Ich bin froh, dass wir dies rechtzeitig bemerkt und das Projekt, nicht unsere Beziehung, beendet haben. Daraus gelernt haben wir, wie wichtig diese verspielten, albernen, kreativen Momente für uns sind.

Lass uns tanzen!

In einer späteren herausfordernden Phase, als wir, wie so oft zu jener Zeit, einen Streit ausführten, hielt ich plötzlich inne. Alles, was wir zuvor gesagt hatten, geriet in den Hintergrund. Tränenerstickt stieß ich hervor: „Wir haben aufgehört, zu tanzen.“ Auch er hielt inne und dachte über das Gesagte nach. 

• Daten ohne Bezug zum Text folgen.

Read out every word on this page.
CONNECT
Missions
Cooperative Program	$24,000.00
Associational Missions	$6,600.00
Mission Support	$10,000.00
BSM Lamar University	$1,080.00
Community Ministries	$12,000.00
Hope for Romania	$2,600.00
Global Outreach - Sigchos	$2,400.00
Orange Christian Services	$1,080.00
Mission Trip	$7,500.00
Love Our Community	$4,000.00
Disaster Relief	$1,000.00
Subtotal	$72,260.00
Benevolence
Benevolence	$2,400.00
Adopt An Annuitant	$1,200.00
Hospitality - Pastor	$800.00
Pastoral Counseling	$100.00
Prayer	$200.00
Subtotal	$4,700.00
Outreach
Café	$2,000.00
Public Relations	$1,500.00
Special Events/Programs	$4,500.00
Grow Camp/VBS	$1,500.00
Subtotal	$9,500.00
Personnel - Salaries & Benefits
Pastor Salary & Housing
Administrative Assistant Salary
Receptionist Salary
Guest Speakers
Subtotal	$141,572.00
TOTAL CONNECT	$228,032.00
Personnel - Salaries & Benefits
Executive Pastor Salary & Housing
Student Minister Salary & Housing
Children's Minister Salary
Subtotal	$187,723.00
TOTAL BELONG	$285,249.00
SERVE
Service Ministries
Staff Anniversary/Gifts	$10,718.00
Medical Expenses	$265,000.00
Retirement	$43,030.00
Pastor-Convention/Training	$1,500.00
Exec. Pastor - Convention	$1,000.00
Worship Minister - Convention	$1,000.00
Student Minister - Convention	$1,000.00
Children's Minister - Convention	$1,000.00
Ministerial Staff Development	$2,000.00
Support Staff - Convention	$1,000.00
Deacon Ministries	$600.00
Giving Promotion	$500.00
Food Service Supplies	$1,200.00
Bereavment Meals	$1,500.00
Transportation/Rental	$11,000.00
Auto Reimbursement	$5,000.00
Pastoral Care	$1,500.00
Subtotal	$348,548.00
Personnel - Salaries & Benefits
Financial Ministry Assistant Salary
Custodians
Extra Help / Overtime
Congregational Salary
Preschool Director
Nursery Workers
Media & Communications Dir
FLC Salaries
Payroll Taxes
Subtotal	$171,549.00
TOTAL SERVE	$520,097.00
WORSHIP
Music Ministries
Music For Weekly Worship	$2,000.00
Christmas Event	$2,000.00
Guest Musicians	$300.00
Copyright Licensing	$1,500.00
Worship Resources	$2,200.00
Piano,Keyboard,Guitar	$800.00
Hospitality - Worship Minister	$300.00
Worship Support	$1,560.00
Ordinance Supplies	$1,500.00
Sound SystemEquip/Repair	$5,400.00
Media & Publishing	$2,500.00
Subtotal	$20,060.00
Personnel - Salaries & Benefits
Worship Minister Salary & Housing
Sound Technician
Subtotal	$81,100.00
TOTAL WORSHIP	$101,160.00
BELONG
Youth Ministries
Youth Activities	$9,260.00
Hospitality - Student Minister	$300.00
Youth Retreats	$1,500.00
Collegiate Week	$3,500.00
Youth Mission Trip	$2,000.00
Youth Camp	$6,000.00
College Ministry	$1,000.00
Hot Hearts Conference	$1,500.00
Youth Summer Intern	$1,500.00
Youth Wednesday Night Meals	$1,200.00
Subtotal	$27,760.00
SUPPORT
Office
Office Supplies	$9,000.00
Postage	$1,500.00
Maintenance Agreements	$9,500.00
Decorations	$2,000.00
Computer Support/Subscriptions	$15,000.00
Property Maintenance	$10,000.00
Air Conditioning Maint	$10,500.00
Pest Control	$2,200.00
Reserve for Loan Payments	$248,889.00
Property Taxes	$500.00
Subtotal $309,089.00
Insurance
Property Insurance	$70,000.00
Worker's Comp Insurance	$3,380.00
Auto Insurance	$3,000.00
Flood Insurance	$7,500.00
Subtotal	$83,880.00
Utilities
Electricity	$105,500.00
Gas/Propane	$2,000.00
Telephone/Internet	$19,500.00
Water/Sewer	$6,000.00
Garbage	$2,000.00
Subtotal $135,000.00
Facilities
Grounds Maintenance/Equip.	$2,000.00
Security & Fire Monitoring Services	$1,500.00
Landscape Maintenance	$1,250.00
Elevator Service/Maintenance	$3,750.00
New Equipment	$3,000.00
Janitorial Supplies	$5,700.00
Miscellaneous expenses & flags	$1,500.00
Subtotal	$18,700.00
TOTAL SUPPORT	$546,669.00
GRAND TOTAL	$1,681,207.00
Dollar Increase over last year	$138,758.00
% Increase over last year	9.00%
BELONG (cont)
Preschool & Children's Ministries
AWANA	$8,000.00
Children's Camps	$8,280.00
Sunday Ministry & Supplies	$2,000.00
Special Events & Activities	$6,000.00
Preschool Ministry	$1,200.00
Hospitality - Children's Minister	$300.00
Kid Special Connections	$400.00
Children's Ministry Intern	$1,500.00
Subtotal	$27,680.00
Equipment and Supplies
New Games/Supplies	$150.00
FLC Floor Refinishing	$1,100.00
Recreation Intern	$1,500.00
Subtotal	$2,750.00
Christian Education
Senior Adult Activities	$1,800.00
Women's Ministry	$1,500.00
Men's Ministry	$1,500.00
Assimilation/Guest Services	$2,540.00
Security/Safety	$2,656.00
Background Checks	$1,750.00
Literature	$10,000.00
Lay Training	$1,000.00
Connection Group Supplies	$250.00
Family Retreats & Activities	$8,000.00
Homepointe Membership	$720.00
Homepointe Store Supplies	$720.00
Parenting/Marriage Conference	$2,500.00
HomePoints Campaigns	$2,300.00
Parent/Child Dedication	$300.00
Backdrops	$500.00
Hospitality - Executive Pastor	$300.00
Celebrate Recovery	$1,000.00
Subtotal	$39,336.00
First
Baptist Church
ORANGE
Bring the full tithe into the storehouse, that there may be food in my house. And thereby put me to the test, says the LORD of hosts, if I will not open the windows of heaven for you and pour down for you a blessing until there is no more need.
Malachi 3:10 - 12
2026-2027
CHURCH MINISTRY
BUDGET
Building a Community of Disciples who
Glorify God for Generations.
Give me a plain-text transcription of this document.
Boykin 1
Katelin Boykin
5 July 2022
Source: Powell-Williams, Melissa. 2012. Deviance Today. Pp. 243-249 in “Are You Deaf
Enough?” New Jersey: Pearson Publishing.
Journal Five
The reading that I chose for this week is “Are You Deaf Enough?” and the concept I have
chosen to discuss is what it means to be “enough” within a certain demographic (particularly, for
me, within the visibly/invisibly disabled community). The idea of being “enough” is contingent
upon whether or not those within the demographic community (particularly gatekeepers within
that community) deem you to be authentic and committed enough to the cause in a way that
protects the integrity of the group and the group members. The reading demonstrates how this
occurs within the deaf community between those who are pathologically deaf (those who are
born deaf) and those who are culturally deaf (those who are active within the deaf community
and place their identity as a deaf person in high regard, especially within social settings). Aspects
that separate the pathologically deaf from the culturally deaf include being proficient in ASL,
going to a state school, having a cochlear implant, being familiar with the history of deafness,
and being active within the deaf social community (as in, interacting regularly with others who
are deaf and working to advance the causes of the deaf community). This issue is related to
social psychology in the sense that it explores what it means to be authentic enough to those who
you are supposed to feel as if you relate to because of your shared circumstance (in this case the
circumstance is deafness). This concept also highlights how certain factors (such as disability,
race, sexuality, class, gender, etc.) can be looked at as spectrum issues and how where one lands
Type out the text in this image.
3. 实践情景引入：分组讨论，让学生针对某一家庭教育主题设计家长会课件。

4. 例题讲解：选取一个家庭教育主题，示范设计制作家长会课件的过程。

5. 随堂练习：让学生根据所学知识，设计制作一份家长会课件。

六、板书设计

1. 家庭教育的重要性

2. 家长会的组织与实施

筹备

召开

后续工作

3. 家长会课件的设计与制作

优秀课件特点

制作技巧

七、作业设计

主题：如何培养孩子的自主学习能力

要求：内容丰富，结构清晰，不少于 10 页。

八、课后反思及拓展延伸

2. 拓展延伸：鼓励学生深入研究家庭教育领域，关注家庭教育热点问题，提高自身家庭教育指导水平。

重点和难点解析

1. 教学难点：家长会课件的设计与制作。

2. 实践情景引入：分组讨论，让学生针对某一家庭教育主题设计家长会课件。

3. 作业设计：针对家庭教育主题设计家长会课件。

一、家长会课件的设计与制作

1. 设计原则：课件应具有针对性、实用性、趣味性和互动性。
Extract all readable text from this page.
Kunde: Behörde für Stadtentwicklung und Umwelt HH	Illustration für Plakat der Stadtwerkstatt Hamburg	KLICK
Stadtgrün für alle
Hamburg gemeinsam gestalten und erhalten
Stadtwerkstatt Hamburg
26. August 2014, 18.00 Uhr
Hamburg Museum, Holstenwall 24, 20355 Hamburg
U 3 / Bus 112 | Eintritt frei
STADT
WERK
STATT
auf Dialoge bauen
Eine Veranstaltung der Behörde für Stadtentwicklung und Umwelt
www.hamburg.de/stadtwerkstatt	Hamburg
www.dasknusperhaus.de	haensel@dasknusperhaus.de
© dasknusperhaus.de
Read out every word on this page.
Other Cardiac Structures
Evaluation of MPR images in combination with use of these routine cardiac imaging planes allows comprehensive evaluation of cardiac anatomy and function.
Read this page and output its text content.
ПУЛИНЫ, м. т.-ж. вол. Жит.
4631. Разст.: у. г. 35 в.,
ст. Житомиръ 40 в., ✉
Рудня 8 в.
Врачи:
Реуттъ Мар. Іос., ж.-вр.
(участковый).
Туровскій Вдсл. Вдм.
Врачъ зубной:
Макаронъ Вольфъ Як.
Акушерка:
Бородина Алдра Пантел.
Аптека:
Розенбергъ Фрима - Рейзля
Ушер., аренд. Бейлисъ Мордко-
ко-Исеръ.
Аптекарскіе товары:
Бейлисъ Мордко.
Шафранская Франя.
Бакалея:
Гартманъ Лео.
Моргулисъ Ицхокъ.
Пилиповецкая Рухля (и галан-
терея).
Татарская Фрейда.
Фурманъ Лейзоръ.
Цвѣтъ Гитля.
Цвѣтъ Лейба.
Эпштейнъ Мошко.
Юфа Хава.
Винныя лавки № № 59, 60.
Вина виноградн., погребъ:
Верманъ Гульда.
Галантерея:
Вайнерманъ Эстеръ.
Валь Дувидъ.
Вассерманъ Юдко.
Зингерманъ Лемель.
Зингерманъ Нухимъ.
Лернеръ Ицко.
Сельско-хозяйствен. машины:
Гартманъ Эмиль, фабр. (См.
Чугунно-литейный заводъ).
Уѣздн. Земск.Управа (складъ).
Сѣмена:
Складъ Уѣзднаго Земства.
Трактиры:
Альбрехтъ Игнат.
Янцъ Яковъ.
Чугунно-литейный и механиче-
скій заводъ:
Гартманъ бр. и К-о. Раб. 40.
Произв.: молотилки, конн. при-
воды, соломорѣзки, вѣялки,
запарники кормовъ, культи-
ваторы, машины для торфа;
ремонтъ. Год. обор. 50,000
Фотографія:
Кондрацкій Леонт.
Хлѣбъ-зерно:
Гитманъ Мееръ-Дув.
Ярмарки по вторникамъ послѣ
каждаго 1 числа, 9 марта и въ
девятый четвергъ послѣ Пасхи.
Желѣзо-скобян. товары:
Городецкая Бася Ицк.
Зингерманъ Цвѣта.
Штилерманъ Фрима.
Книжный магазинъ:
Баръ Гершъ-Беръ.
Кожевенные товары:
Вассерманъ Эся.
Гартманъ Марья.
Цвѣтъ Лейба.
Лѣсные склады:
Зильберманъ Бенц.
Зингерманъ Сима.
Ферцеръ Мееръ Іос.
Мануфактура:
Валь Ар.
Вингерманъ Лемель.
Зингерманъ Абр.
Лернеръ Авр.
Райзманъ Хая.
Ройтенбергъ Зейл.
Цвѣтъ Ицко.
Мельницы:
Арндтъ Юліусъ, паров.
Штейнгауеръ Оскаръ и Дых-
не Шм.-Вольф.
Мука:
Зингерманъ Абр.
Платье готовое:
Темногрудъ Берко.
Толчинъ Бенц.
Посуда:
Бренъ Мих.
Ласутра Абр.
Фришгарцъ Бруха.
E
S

Wir hatten uns die Monate zuvor so sehr darauf versteift, dass die Beziehung um jeden Preis funktionieren müsse, dass wir auch hier vergessen hatten, dem Neuen, der Freiheit und manchmal eben auch der Unsicherheit Raum einzugestehen. Noch am selben Abend tanzten wir zaghaft das erste Mal seit Monaten wieder miteinander.

Foto: Sofie Woldrich

Eine gemeinsame Basis für den Beziehungsalltag

Wie du merkst, hat „Spiel“ viele verschiedene Formen. Es kann im Tanzen, im Kartenspielen, im Wettrennen, aber auch im spielerischen Putzen zu guter Musik, in einer Unterhaltung mit Fremden in der Bahn oder im Erkunden des nahen Waldstücks liegen.

Spiel ist nicht das Gegenteil von Alltag. Es kann ein Teil des Alltags sein.

Es geht darum, gemeinsam herauszufinden, wie sich das Spiel in den Beziehungsalltag integrieren lässt. Im Großen, wie im Kleinen. 

Foto: Sofie Woldrich

Dabei müssen die Dinge, die uns Spaß machen, nicht die selben sein, wie die unseres Partners oder unserer Partnerin. Ein Teil der Aufgabe, um mehr miteinander zu spielen, besteht darin, Unterschiede und Ähnlichkeiten herauszufinden. Und daraus eine gemeinsame Basis aufzubauen. Wir müssen nicht jedes Hobby miteinander teilen, im Gegenteil. Es ist mehr als gesund, immer wieder auch Dinge alleine zu erleben. Und wenn der eine einfach absolut nicht auf Klettern steht, tut es keinem von beiden gut, es der Beziehung zuliebe trotzdem zu machen. Vielleicht aber können sich beide darauf einigen, regelmäßig wandern zu gehen.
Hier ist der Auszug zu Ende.